Independent advisors in the 1099 channel enjoy grid rates that typically begin at 80% and increase to 90%. Respectfully, independent advisors have expenses such as rent, personnel and technology. Hence, the grid generally nets out between 50% and 70%.

Bottom line, independent advisors control their compensation.

Similarly, independent advisors in the W-2 channel generally have grid rates that begin at 50% and increase to 60% (based on growth).

7 callous or indifferent
leadership

vs.
servant
leadership

Think about the people you work for at the wirehouse; think about those at the top. Do you believe they care about employees? Do you believe they care about you? When your production is up year-over-year, the answer is yes. How about when you make a mistake or have an off year?

Do they stand with you, or do you stand alone?

When you’re independent, it’s now your firm.

You now have the honor of building the firm you always wanted to work for. You now have the honor of being the leader, and mentor that inspires your colleagues to achieve to the best of their ability. You will find that your leadership style will focus on serving your clients, serving your team, and as a result,

you’ll be serving the path for how your new firm will fulfill its true potential.

8

headline risk

vs.
personal goodwill

It takes years to build a pristine reputation, and only a day to lose it! When you work at a massive global wirehouse with tens of thousands of employees, scandal and wrongdoing are almost inevitable. And while you may be far away from the incident,

the corporate brand is tarnished, and you are guilty by association.

Independent advisors no longer have their fate in the hands of corporate behemoths who have teams of people inhouse and at agencies working to repair, polish and restore their reputations after a scandal. As an independent advisor, your years of building personal goodwill with your clients won’t be torn down by a rogue trader or a senior executive found guilty of embezzlement. You will be able to personally manage your team and the reputation of your firm.

You will be able to personally manage your team and the reputation of your firm.

And your clients will respond positively to your commitment to accountability.

9

toxic culture

vs.
positive culture

Corporate culture impacts employees directly and clients indirectly.

And when the culture is toxic, it poisons everyone and everything.

Would you say the culture is marred by punitive policies, empty offices and employee complaints?

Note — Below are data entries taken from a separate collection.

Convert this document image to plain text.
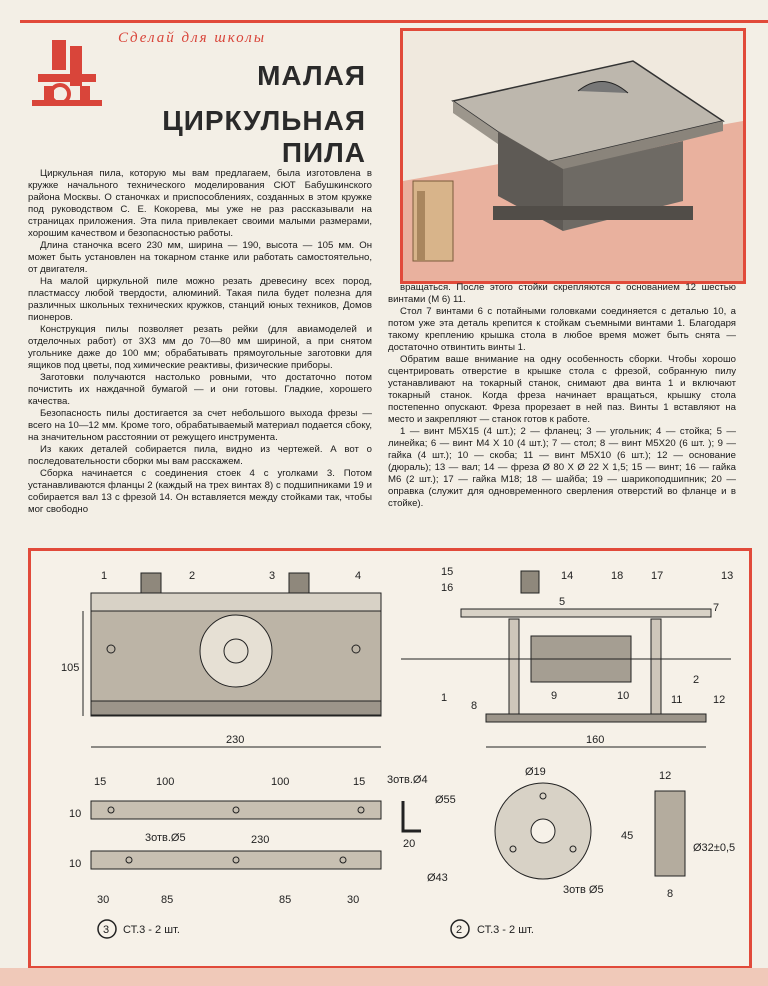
Сделай для школы
МАЛАЯ
ЦИРКУЛЬНАЯ ПИЛА

Циркульная пила, которую мы вам предлагаем, была изготовлена в кружке начального технического моделирования СЮТ Бабушкинского района Москвы. О станочках и приспособлениях, созданных в этом кружке под руководством С. Е. Кокорева, мы уже не раз рассказывали на страницах приложения. Эта пила привлекает своими малыми размерами, хорошим качеством и безопасностью работы.

Длина станочка всего 230 мм, ширина — 190, высота — 105 мм. Он может быть установлен на токарном станке или работать самостоятельно, от двигателя.

На малой циркульной пиле можно резать древесину всех пород, пластмассу любой твердости, алюминий. Такая пила будет полезна для различных школьных технических кружков, станций юных техников, Домов пионеров.

Конструкция пилы позволяет резать рейки (для авиамоделей и отделочных работ) от 3Х3 мм до 70—80 мм шириной, а при снятом угольнике даже до 100 мм; обрабатывать прямоугольные заготовки для ящиков под цветы, под химические реактивы, физические приборы.

Заготовки получаются настолько ровными, что достаточно потом почистить их наждачной бумагой — и они готовы. Гладкие, хорошего качества.

Безопасность пилы достигается за счет небольшого выхода фрезы — всего на 10—12 мм. Кроме того, обрабатываемый материал подается сбоку, на значительном расстоянии от режущего инструмента.

Из каких деталей собирается пила, видно из чертежей. А вот о последовательности сборки мы вам расскажем.

Сборка начинается с соединения стоек 4 с уголками 3. Потом устанавливаются фланцы 2 (каждый на трех винтах 8) с подшипниками 19 и собирается вал 13 с фрезой 14. Он вставляется между стойками так, чтобы мог свободно

вращаться. После этого стойки скрепляются с основанием 12 шестью винтами (М 6) 11.

Стол 7 винтами 6 с потайными головками соединяется с деталью 10, а потом уже эта деталь крепится к стойкам съемными винтами 1. Благодаря такому креплению крышка стола в любое время может быть снята — достаточно отвинтить винты 1.

Обратим ваше внимание на одну особенность сборки. Чтобы хорошо сцентрировать отверстие в крышке стола с фрезой, собранную пилу устанавливают на токарный станок, снимают два винта 1 и включают токарный станок. Когда фреза начинает вращаться, крышку стола постепенно опускают. Фреза прорезает в ней паз. Винты 1 вставляют на место и закрепляют — станок готов к работе.

1 — винт М5Х15 (4 шт.); 2 — фланец; 3 — угольник; 4 — стойка; 5 — линейка; 6 — винт М4 Х 10 (4 шт.); 7 — стол; 8 — винт М5Х20 (6 шт. ); 9 — гайка (4 шт.); 10 — скоба; 11 — винт М5Х10 (6 шт.); 12 — основание (дюраль); 13 — вал; 14 — фреза Ø 80 Х Ø 22 Х 1,5; 15 — винт; 16 — гайка М6 (2 шт.); 17 — гайка М18; 18 — шайба; 19 — шарикоподшипник; 20 — оправка (служит для одновременного сверления отверстий во фланце и в стойке).

1	2	3	4
105
230
15
16
5
14	18	17	13
7
2
1
8
9	10	11	12
160
15	100	100	15
230
30	85	85	30
10
10
20
3отв.Ø4
3отв.Ø5
3 СТ.3 - 2 шт.
Ø19
Ø55
Ø43
45
12
Ø32±0,5
8
3отв Ø5
2 СТ.3 - 2 шт.
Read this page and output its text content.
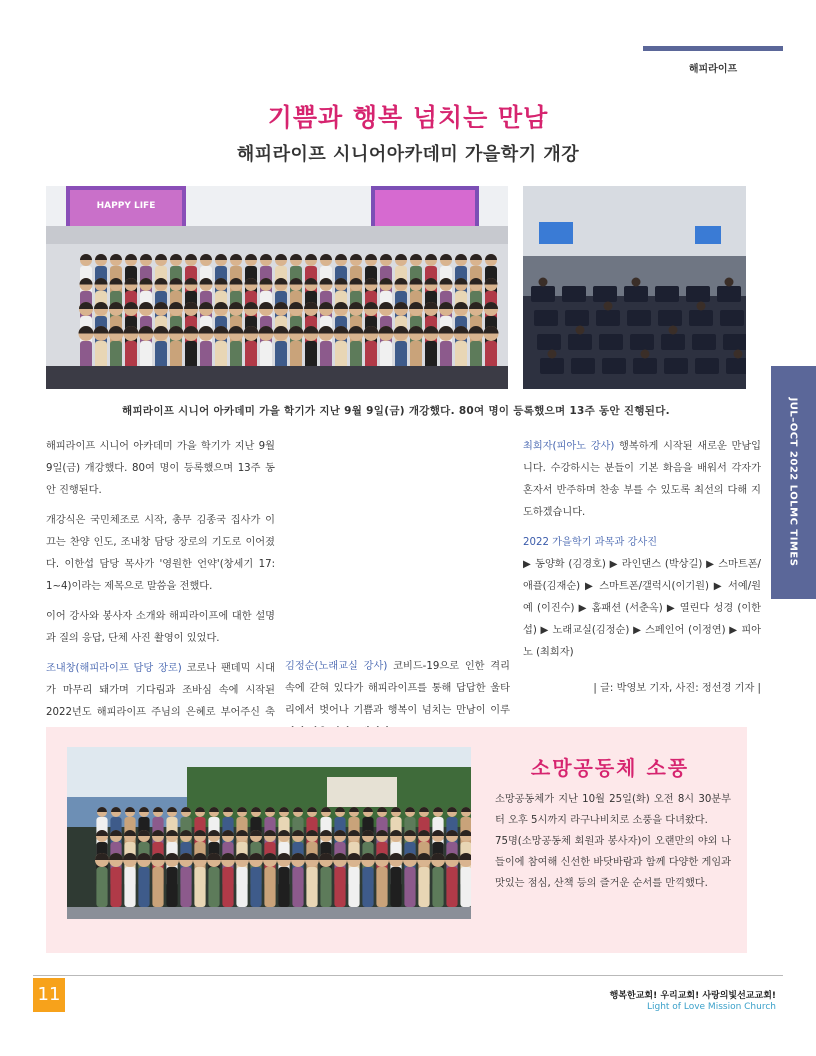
해피라이프
기쁨과 행복 넘치는 만남
해피라이프 시니어아카데미 가을학기 개강
HAPPY LIFE

해피라이프 시니어 아카데미 가을 학기가 지난 9월 9일(금) 개강했다. 80여 명이 등록했으며 13주 동안 진행된다.	JUL–OCT 2022 LOLMC TIMES

해피라이프 시니어 아카데미 가을 학기가 지난 9월 9일(금) 개강했다. 80여 명이 등록했으며 13주 동안 진행된다.

개강식은 국민체조로 시작, 총무 김종국 집사가 이끄는 찬양 인도, 조내창 담당 장로의 기도로 이어졌다. 이한섭 담당 목사가 '영원한 언약'(창세기 17: 1~4)이라는 제목으로 말씀을 전했다.

이어 강사와 봉사자 소개와 해피라이프에 대한 설명과 질의 응답, 단체 사진 촬영이 있었다.

조내창(해피라이프 담당 장로) 코로나 팬데믹 시대가 마무리 돼가며 기다림과 조바심 속에 시작된 2022년도 해피라이프 주님의 은혜로 부어주신 축

김정순(노래교실 강사) 코비드-19으로 인한 격리 속에 갇혀 있다가 해피라이프를 통해 답답한 울타리에서 벗어나 기쁨과 행복이 넘치는 만남이 이루

최희자(피아노 강사) 행복하게 시작된 새로운 만남입니다. 수강하시는 분들이 기본 화음을 배워서 각자가 혼자서 반주하며 찬송 부를 수 있도록 최선의 다해 지도하겠습니다.

2022 가을학기 과목과 강사진

▶ 동양화 (김경호) ▶ 라인댄스 (박상길) ▶ 스마트폰/애플(김재순) ▶ 스마트폰/갤럭시(이기원) ▶ 서예/원예 (이진수) ▶ 홈패션 (서춘옥) ▶ 열린다 성경 (이한섭) ▶ 노래교실(김정순) ▶ 스페인어 (이정연) ▶ 피아노 (최희자)

| 글: 박영보 기자, 사진: 정선경 기자 |

소망공동체 소풍

소망공동체가 지난 10월 25일(화) 오전 8시 30분부터 오후 5시까지 라구나비치로 소풍을 다녀왔다.

75명(소망공동체 회원과 봉사자)이 오랜만의 야외 나들이에 참여해 신선한 바닷바람과 함께 다양한 게임과 맛있는 점심, 산책 등의 즐거운 순서를 만끽했다.

11	행복한교회! 우리교회! 사랑의빛선교교회!
Light of Love Mission Church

Are you and your colleagues tired of receiving corporate e-mails filled with political correctness? After years of seeing little, if any, change in response to the Employee Survey, is it fair to say, "you're jaded?"

When it's your firm, you can nurture a positive culture where the 'boardroom' is often filled with warmth and laughter. You can celebrate your colleagues' birthdays as well as many of the holidays throughout the year. Would you say the culture of your new office would welcome spouses (significant others) and children stopping by? Would you and your colleagues enjoy a volunteer day at a charitable organization? Do you envision running a firm where holiday parties include spouses and significant others?

It’s your call.

You get to influence the culture that’s best for your team and your clients.

10 profits

vs.
clients

The cuts keep coming!

Wirehouses have reduced the number of branch managers. They've cut branch manager compensation. Wirehouses have steadily closed offices over the past decade. They have cut back or eliminated their "new-advisor'' training programs. Wirehouses have reduced their spend on "in-house" product specialists. They also doubled the revenue (1 Mil to 2 Mil) for a client associate. You get the point.

Senior management's strategy is simple. Cut expenses!

What happens when the list is exhausted? There's only one left. Financial Advisor Compensation.

Independent advisors simply do what's morally and ethically right for their clients.

They offer holistic financial planning, asset allocation, investment methodology and annual performance reviews to measure goal attainment. This approach leads to referrals.

Referrals lead to asset growth. Asset growth leads to revenue growth. Both empower independent advisors to invest in their companies.

A simple, but highly effective business model.